Quais são os efeitos desse sedentarismo cotidiano?

Em 2009, o pesquisador norte-americano Peter Katzmarzyk avaliou 13 mil pessoas por 14 anos e concluiu que quem ficava a maior parte do tempo sentado tinha chance de morrer maior do que os outros. Recentemente, um artigo publicado na PlosOne dividiu grupos em relação a tempos sentados, e conseguiu mostrar a relação deles com o aumento do índice de massa corporal, dos níveis de triglicérides, da resistência à insulina e das pressões sistólica e diastólica. O grupo que fazia apenas atividades minimamente intensas rotineiramente, como ficar em pé e caminhar, teve resistência à insulina menor que o grupo de pessoas que ficavam somente sentadas ou que faziam apenas uma hora de exercício por dia e ficava o restante do tempo sentado.

Quais foram as conclusões sobre a efetividade dos exercícios de uma hora?
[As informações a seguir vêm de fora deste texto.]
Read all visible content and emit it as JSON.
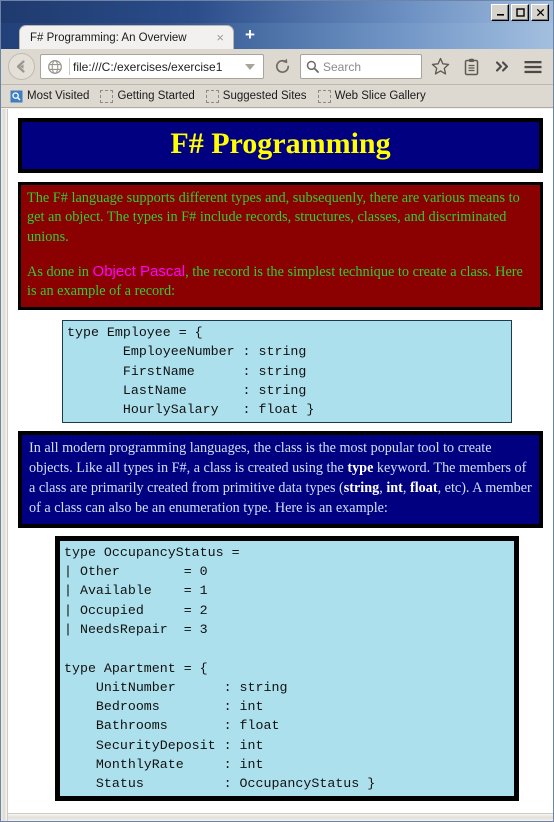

A primeira conclusão é que uma hora de atividade física por dia não compensa os efeitos negativos da inatividade sobre os níveis sanguíneos de insulina e lipídeos. Ela não resolve os efeitos negativos que o tempo sentado causa no organismo. Outra conclusão é que uma redução da inatividade física ficando em pé ou caminhando tem mais efeito que aquela hora de exercícios. Gastar 400kcal levantando e caminhando tem mais efeitos gerais sobre a saúde que realizar exercícios por uma hora. Isso porque as pessoas ativas, mas que ficam sentadas, perdem o efeito dos exercícios.

O que pode ser considerada uma atividade minimamente intensa?

Ficar em pé ou no máximo caminhar em velocidade normal. Aqui cabe um apontamento sobre a corrida: nossa espécie tem quatro milhões de anos no planeta. E como nos desenvolvemos? Caminhando de manhã, de tarde e de noite. Nunca corremos, não há e não havia tribos que corriam na selva dia e noite. Correr é um mero mecanismo de emergência, não habitual. Parece óbvio que nossa espécie foi ajustada a andarmos, nosso coração, pulmão, intestino, cérebro, tudo foi adaptado por sermos uma espécie que anda. Nossos antepassados caminhavam 6 km por dia.

Como inserir esse hábito de ficar em pé no dia a dia, no ambiente de trabalho?

Estou dando esta entrevista caminhando, me coloco em pé quando toca o telefone. Você, em um futuro próximo, vai se lembrar de mim: vai trabalhar em pé, porque senão terá mais hipertensão, derrame, diabete. No futuro as estações de trabalhos serão adaptadas a isso, as pessoas andarão sobre esteiras enquanto digitam no computador ou atendem telefone. É claro que é importante fazer 30 minutos por dia de atividade moderada, acumulada, porém temos que diminuir nosso tempo sentado: a cada 30 minutos sentado, passe 5 minutos em pé. Se não der, a cada 60 minutos sentado, fique 10 minutos em pé.